Vivimos en un mundo cada vez menos equitativo
A los gobiernos democráticos les es cada vez más difícil conservar un grado de equidad en una época en que las nuevas tecnologías cambian radicalmente las formas de producción.
A mediados del siglo pasado, ensayistas come el estadounidense Daniel Bell ya hablaban del “fin de las ideologías”, es decir, de los grandes relatos inspirados en corrientes filosóficas milenarias que, a veces con consecuencias catastróficas, habían movilizado millones de voluntades en pos de objetivos comunes. No se equivocaban los impresionados por las deficiencias de las doctrinas mesiánicas que durante tanto tiempo habían dominado el pensamiento político no solo del mundo occidental sino también de países asiáticos como China; desde entonces, hemos tenido que conformarnos con proyectos híbridos menos ambiciosos, de los que el más exitoso hasta ahora ha sido el basado en una amalgama de capitalismo liberal y socialismo, aunque la variante nada liberal china tiene sus partidarios.
En términos prácticos, la opción híbrida tendría muchos méritos, ya que hizo posible el aumento sostenido, en un lapso muy breve, del nivel de vida de miles de millones de personas, pero no llenó el vacío que fue dejado por las ideologías más importantes ni, huelga decirlo, por “la muerte de Dios” un siglo antes que, como señaló Nietzsche, privó a los europeos de un concepto fundamental que había apuntalado su código de valores.
Además de brindar una sensación de orden, los esquemas ideológicos más importantes suministraron a todos la oportunidad de desempeñar un papel en una gran empresa común. Aunque los improvisados para tomar su lugar, como el peronismo, resultaron ser mucho más precarios, también servirían para dar un sentido aparente a la vida de sus adherentes.
En la actualidad todos, incluyendo al peronismo, están desintegrándose y por lo tanto contribuyendo a intensificar la sensación de malestar que puede detectarse en todas partes del mundo.
Si bien aún funciona mejor que las alternativas, el “centrismo” que predomina en los países de tradiciones occidentales está en crisis. Lo está porque a los gobiernos democráticos les es cada vez más difícil conservar un grado adecuado de equidad en una época en que las nuevas tecnologías están cambiando radicalmente las formas de producción.
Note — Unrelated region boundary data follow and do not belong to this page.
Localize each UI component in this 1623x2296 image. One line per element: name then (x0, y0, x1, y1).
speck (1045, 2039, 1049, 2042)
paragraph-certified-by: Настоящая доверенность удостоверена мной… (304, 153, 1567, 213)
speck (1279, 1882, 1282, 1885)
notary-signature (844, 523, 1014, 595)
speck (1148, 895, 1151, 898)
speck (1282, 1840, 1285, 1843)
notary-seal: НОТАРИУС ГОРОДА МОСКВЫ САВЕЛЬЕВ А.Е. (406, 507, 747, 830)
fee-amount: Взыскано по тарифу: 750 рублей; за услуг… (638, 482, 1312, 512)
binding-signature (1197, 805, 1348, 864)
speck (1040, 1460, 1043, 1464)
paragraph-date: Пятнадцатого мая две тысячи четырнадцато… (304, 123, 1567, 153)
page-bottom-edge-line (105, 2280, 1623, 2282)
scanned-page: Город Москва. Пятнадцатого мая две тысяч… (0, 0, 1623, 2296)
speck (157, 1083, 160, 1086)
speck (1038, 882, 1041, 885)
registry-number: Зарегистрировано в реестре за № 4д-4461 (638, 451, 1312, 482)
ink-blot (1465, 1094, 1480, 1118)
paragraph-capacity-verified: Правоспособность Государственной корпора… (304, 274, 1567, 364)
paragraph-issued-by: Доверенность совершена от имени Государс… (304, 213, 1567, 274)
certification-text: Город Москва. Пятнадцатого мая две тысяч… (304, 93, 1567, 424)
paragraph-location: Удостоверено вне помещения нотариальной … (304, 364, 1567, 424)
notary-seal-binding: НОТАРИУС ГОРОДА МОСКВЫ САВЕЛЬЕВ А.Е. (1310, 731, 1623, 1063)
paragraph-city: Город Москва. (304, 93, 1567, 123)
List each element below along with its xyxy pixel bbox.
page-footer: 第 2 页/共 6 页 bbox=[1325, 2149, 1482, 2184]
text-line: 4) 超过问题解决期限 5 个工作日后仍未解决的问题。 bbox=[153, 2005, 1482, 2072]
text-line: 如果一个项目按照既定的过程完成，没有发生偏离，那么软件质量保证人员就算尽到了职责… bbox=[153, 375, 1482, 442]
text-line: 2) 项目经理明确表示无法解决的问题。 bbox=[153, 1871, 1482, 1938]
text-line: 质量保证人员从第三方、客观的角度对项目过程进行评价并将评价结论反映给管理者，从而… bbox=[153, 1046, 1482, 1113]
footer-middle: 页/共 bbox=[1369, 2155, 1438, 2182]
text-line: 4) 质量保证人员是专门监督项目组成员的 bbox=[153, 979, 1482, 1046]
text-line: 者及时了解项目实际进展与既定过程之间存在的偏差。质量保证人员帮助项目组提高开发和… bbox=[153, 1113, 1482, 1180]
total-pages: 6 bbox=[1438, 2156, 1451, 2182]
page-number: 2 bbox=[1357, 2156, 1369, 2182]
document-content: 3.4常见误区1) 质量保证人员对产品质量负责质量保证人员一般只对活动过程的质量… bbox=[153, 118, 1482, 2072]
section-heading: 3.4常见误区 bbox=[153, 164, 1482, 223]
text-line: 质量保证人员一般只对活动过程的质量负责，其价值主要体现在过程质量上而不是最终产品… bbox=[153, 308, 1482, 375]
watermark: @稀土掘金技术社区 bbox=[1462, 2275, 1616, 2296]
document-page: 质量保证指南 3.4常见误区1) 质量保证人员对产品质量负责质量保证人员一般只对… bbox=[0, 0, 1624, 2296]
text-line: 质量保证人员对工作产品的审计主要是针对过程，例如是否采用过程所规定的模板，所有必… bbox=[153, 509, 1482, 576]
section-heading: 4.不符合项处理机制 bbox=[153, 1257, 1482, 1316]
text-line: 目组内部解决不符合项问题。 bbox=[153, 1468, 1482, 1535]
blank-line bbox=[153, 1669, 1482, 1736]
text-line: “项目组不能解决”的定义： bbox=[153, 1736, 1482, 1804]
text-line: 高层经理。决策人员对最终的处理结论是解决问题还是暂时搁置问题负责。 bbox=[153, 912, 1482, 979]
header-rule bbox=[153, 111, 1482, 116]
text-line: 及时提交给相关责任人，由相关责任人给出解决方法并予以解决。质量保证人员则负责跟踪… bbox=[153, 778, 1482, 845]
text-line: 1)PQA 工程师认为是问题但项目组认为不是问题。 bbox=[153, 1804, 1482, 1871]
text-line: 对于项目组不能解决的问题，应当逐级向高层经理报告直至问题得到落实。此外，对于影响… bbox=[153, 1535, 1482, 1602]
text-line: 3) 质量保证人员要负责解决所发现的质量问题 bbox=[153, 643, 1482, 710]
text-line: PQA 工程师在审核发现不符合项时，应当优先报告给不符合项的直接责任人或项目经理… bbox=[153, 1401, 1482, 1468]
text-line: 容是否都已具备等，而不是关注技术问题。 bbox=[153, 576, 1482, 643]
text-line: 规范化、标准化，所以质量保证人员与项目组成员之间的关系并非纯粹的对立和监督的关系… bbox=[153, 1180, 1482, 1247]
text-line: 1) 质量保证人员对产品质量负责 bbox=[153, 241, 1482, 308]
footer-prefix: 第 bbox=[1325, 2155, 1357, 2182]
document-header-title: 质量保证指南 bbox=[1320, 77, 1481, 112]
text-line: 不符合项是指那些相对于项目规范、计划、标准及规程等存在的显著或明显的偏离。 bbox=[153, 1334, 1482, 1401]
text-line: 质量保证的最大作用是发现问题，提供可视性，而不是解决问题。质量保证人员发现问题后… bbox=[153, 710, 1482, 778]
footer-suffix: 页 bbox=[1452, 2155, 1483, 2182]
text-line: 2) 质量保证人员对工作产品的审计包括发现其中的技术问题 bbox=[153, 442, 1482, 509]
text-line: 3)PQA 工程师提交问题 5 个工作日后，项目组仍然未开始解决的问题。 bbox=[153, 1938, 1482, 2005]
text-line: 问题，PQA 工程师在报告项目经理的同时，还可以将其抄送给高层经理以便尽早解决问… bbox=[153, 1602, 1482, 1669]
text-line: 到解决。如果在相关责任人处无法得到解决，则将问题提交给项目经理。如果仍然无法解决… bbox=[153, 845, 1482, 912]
Mientras que algunos se han visto beneficiados, otros, que conforman una mayoría creciente, se sienten marginados del bienestar ya que se ha reducido su poder de compra o, a lo sumo, se ha mantenido en el mismo nivel que alcanzó décadas antes.
Aunque la Argentina es un ejemplo extremo de este fenómeno, se trata de algo que está ocurriendo en virtualmente todos los demás países, lo que, lejos de ser un consuelo, es motivo de preocupación.
Entre otras cosas, significa que no hay “modelos” convincentes que un futuro gobierno podría intentar instalar aquí sin tomar en cuenta problemas que no tardarían en ocasionar dificultades.
Hasta hace relativamente poco, la socialdemocracia europea servía de guía para quienes querían combinar el dinamismo del capitalismo con la justicia social pero, a juzgar por los resultados electorales de los años últimos, está en graves problemas en todos los países del viejo continente con la eventual excepción de Noruega que tiene pocos habitantes – apenas 5,4 millones -, y una cantidad enorme de petróleo y gas.
Para los gobiernos próximos, el desafío principal ha de ser el planteado por el crecimiento constante del número de personas que, además de verse sumidas en la pobreza, carecen de los atributos que les permitirían salir de ella aun cuando la economía disfrutara de un período de expansión vigorosa. Muchos que según las estadísticas son pobres han visto desplomarse sus ingresos por motivos que podrían calificarse de circunstanciales.
De lograr un gobierno frenar la inflación y conseguir las inversiones necesarias para resucitar “el aparato productivo”, tales personas serían plenamente capaces de levantar cabeza, pero hay otras, las “estructuralmente pobres” para emplear el eufemismo preferido por los sociólogos, que sencillamente no poseen las aptitudes precisas para hacer un aporte útil a una “economía del conocimiento” moderna.
Se trata de analfabetos funcionales para los cuales “la cultura del trabajo” es un concepto ajeno.
Es muy tentador tratar a tales hombres y mujeres como víctimas de una sociedad injusta y apostar a que una reforma educativa radical solucionara el problema, pero el asunto no es tan sencillo. Opinar que todos están en condiciones de aprender lo imprescindible, de suerte que el hecho de que muchos no lo hagan ha de ser culpa del sistema, suena bien pero es muy poco realista.
Aunque todos sean iguales ante los ojos de Dios, esto no quiere decir que el Señor haya repartido de manera equitativa los talentos que hoy en día pueden significar la diferencia entre el éxito material y el fracaso.